En el mercadillo navideño de Teror, entre risas, villancicos y el aroma de castañas asadas, había un pequeño puesto del que todos hablaban, pero al que solo unos pocos se atrevían a visitar. No por miedo, sino por respeto. La caseta, decorada por luces con forma de luna y coronada por una estrella, tenía un cartel escrito a mano que decía:
Coge un dulce si quieres recordar a quien ya no está.
Elena pasaba por delante de él cada diciembre desde que era pequeña. Su abuela solía llevarla a pasear y siempre le decía lo mismo: “Ahí no compres nada a menos que lo necesites de verdad. En ese puesto no se venden caprichos.”
Nunca entendió a qué se refería su abuela… hasta ahora.
El primer domingo de diciembre amaneció frío, pero, como cada Navidad, Elena salió a la calle envuelta en una bufanda y con su abrigo favorito. Llevaba ya unos días sintiéndose apagada, notando la ausencia de su abuela, el silencio de la casa y la nostalgia de los paseos junto a ella. Y no había nada que pudiera aliviarla. Caminó despacio, observando a la gente pasar, hasta que llegó a aquel puesto. No quería acercarse, porque nunca lo hacía, aunque no supiera muy bien el por qué, pero algo sobre la mesa le llamó la atención: una casa de jengibre sobre una base de madera tallada. Nunca había visto una igual. No era perfecta, ni asimétrica; tenía pequeñas imperfecciones que le daban un aspecto especial y la hacían única.
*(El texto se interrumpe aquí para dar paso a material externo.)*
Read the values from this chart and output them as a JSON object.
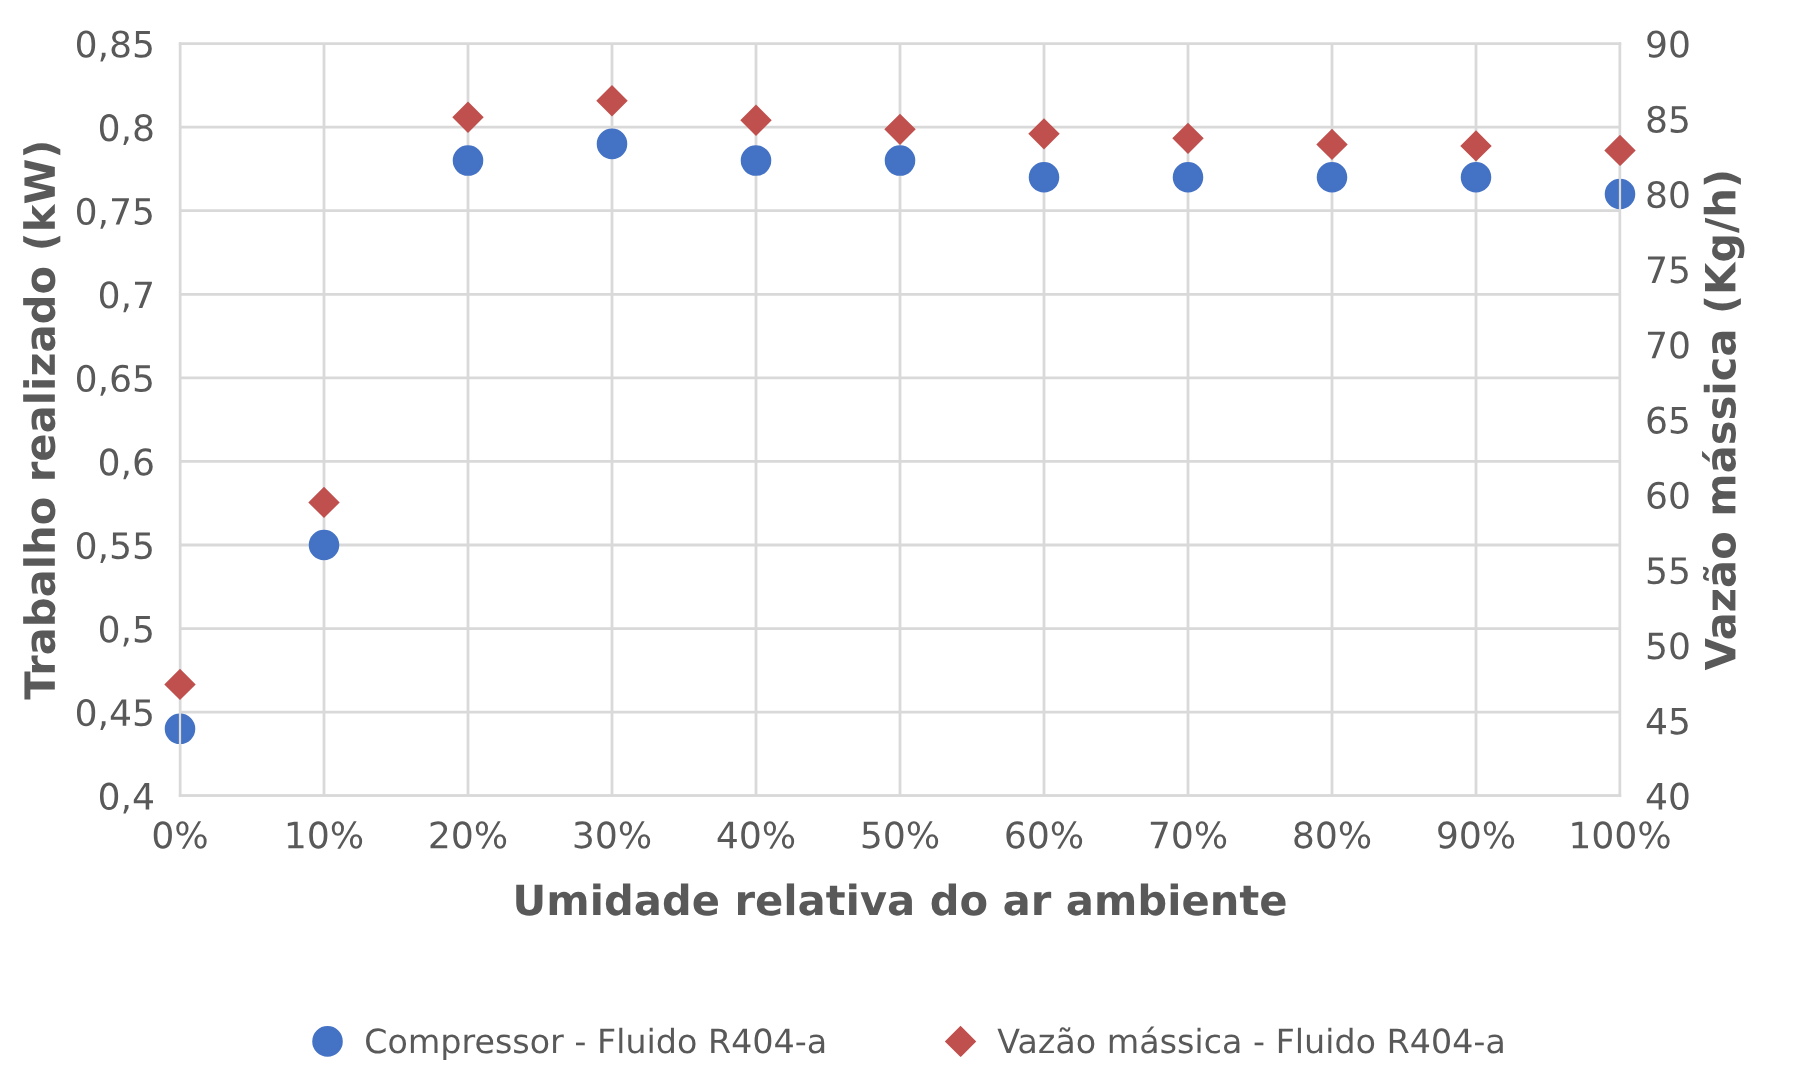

El vendedor, un hombre mayor, regordete, de barba blanca y ojos amables, la miró sin acercarse.
—¿Puedo cogerla? —preguntó Elena.
Él asintió.
En cuanto la cogió, un abrazo cálido la envolvió: a su alrededor el aire olía a canela, a caramelo derretido, a naranja… el mismo aroma que envolvía la cocina de su abuela cada Navidad. Algo dentro de ella se removió.
—Esa casa es especial —dijo el hombre—. No muestra solo lo que ves, sino que atrae a tu mente recuerdos escondidos en algún rincón.
Elena parpadeó.
Él señaló la ventana de azúcar.
—Fíjate bien.
Elena obedeció y se acercó aún más a la casa. La luz del mercadillo se reflejó sobre el cristal de azúcar y, por un segundo, juró haber visto el interior de su antigua casa: el mantel rojo de la abuela, la radio donde solían escuchar la novela… una señora cocinando… ¿su abuela?
Elena retrocedió, emocionada.
—¿Cómo…?
—Los recuerdos nunca se van, muchacha. Solo se apagan cuando dejamos de mirarlos, esperando que en algún momento volvamos a encenderlos.
Guardó silencio y comenzó a llorar. Hacía tanto tiempo que no lloraba… y mucho menos delante de un desconocido. Sin embargo, allí estaba, con las lágrimas resbalando mientras sonreía.
—Me la llevo —dijo sin pensarlo.
El vendedor negó con suavidad.
—No, las casas de jengibre especiales como esta no se venden. Se eligen. Y esta…ya te eligió. No tienes que pagarme, te la regalo. Llévala a casa y, cuando te sientas triste o sola, enciéndela. Volverá a mostrarte lo que tanto necesitas ver.
Elena quiso seguir hablando con el vendedor y preguntarle todas las dudas que tenía, pero, al levantar la vista, ya no estaba. El puesto seguía allí, pero ya no había luces. Estaba vacío. Como si nunca hubiera habido nadie.
Guardó la casita de jengibre en su bolso y volvió a casa.
Esa noche colocó dentro una vela. La llama iluminó las ventanas de azúcar y sus sombras proyectaron la figura de dos personas a la mesa: una anciana y una niña.
Elena se dejó caer en el sofá admirando aquella imagen, aferrada a la casa. Y supo que, aunque la Navidad a veces duele porque nos recuerda las ausencias, siempre hay un lugar al que volver, uno lleno de recuerdos, dulce y frágil como el jengibre… pero eterno como el amor.